Durante la seconda e la terza ondata abbiamo mangiato di più? Forse, quel che è certo è che abbiamo speso di meno. E ancora meno abbiamo voglia di spendere. Anche in un settore che è rifugio e conforto come il cibo. La crisi picchia, e quello che ci aspettiamo è qualche sushi in meno e qualche pizza in più, qualche fettina in meno e qualche maccherone al sugo in più. Quasi quattro italiani su dieci dichiarano di aver diminuito in maniera più o meno pesante gli acquisti in beni essenziali come quelli alimentari. Un italiano su tre prevede che i suoi consumi in cibo e altre cose basilari diminuirà ulteriormente nei prossimi mesi. È quanto si apprende leggendo i “Principali risultati della quarta edizione dell’indagine straordinaria sulle famiglie italiane”, appena pubblicata da Bankitalia.

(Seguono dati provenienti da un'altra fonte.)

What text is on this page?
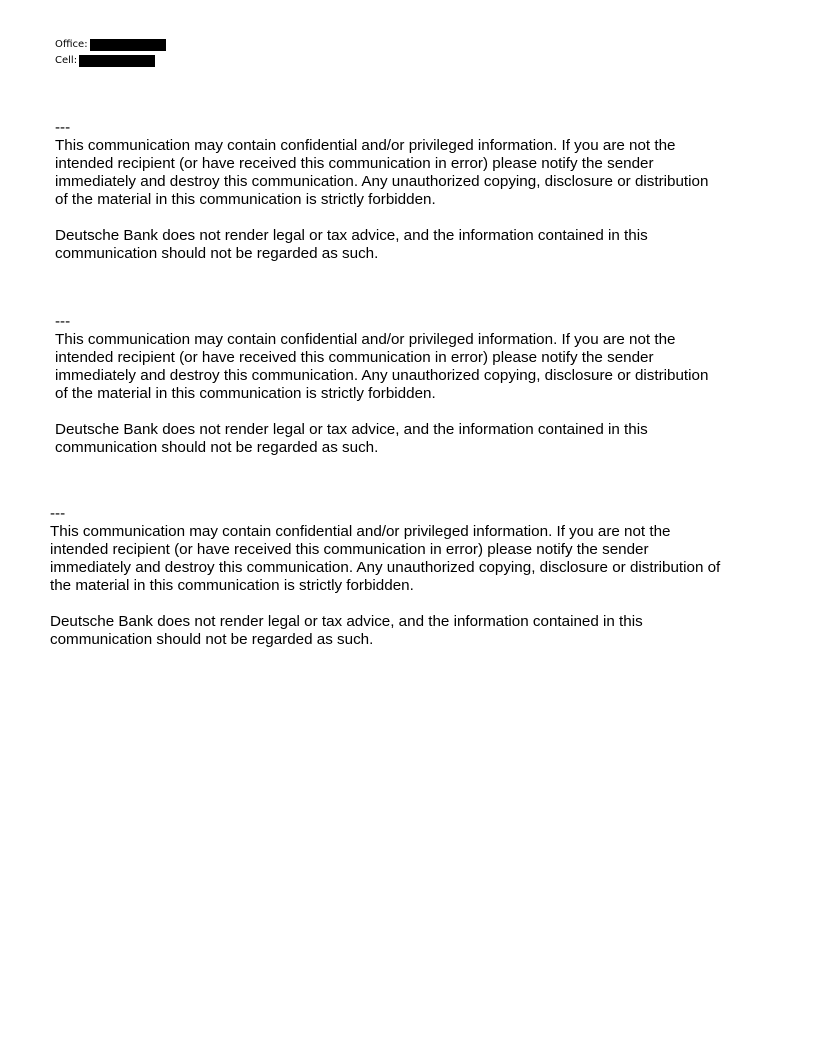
Office:
Cell:

---

This communication may contain confidential and/or privileged information. If you are not the

intended recipient (or have received this communication in error) please notify the sender

immediately and destroy this communication. Any unauthorized copying, disclosure or distribution

of the material in this communication is strictly forbidden.

Deutsche Bank does not render legal or tax advice, and the information contained in this

communication should not be regarded as such.

---

This communication may contain confidential and/or privileged information. If you are not the

intended recipient (or have received this communication in error) please notify the sender

immediately and destroy this communication. Any unauthorized copying, disclosure or distribution

of the material in this communication is strictly forbidden.

Deutsche Bank does not render legal or tax advice, and the information contained in this

communication should not be regarded as such.

---

This communication may contain confidential and/or privileged information. If you are not the

intended recipient (or have received this communication in error) please notify the sender

immediately and destroy this communication. Any unauthorized copying, disclosure or distribution of

the material in this communication is strictly forbidden.

Deutsche Bank does not render legal or tax advice, and the information contained in this

communication should not be regarded as such.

L’indagine è stata condotta da due ricercatrici della Banca d’Italia, Concetta Rondinelli e Francesca Zanichelli, tra la fine di febbraio e l’inizio di marzo, prima del nuovo inasprimento delle misure per limitare la diffusione del virus. Le interviste sono state condotte a distanza e hanno coinvolto oltre 2.800 nuclei familiari, di cui circa 1.800 avevano partecipato anche alla terza edizione dell’indagine. I principali risultati in generale possono essere così riassunti per punti:
- Meno persone si aspettano prospettive economiche negative, anche se comunque sono la maggioranza. La percentuale di famiglie che nell’ultima edizione si attende un netto peggioramento del quadro generale nei successivi dodici mesi è diminuita di 9 punti percentuali rispetto all’indagine condotta in novembre, portandosi al 23 per cento.
- La fine della pandemia non sembra vicina: solo il 16 per cento ritiene che verrà meno nel corso del 2021, mentre un terzo stima che si protrarrà almeno fino al 2023.
- Quasi un terzo dei nuclei riporta di aver percepito nell’ultimo mese un reddito più basso rispetto a prima dello scoppio della pandemia.
- Oltre il 60 per cento dei nuclei dichiara di avere difficoltà economiche ad arrivare alla fine del mese, 10 punti percentuali in più rispetto al periodo precedente la pandemia. Quasi il 40 per cento delle famiglie riporta che negli ultimi dodici mesi si è verificato che il reddito familiare non fosse sufficiente a coprire le spese; quasi la metà di queste riferisce che in assenza di reddito o trasferimenti non disporrebbe di risorse finanziarie proprie per far fronte ai consumi essenziali nemmeno per un mese.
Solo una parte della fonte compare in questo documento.